Case Study #3: Mental health: a key factor for social inclusion
This case study forms part of a series of case studies on good practices, lessons learnt and recommendations extracted from the projects supported by the Joint Migration and Development Initiative (JMDI) to enhance migration management for local development. The experience of the JMDI shows that the most effective initiatives are anchored with local or regional authorities and carried out in a multi-stakeholder and participatory approach, including migrants and migrants’ associations or diaspora. This is increasingly important given global trends of increasing decentralization and urbanization with urban areas being the destination of choice for most migrants and displaced persons. Thus the series aims to provide local actors with tools and ideas to take on this role as many can lack the means, human and financial resources, know-how or necessary support to tap into the local development potential of migration.

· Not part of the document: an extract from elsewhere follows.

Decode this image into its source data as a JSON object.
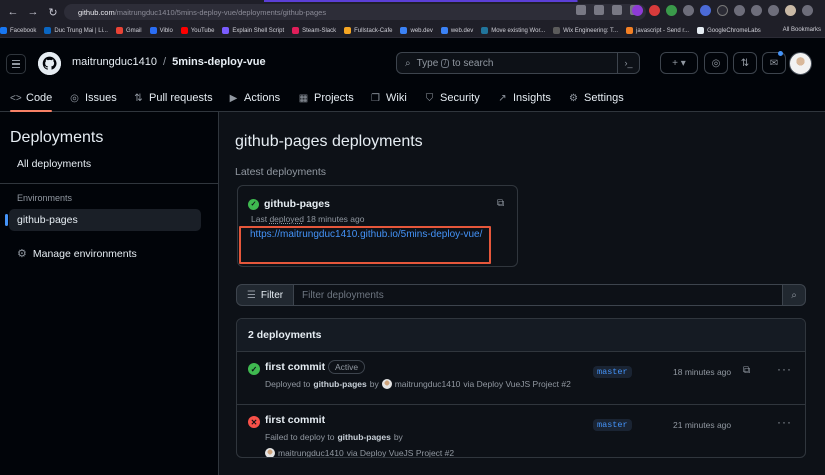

This case study provides insight into an area of migration management that has not been thoroughly explored: the topic of mental health of migrants and displaced persons. The right to health from an integral approach, including social, physical and mental aspects, is largely recognised as a universal human right and a pre-requisite for a dignified and active/empowered life. In the case of people that migrate or are displaced, the difficulty and complexity of the situations they face in the countries of origin or destination or during their journey may have led to destabilizing psychosocial effects that need to be adequately addressed in order to improve their well-being and allow for their successful integration into the community. Indeed, it is important to recognise that mental health is an essential condition relating to the social, economic and cultural inclusion of migrants and displaced persons.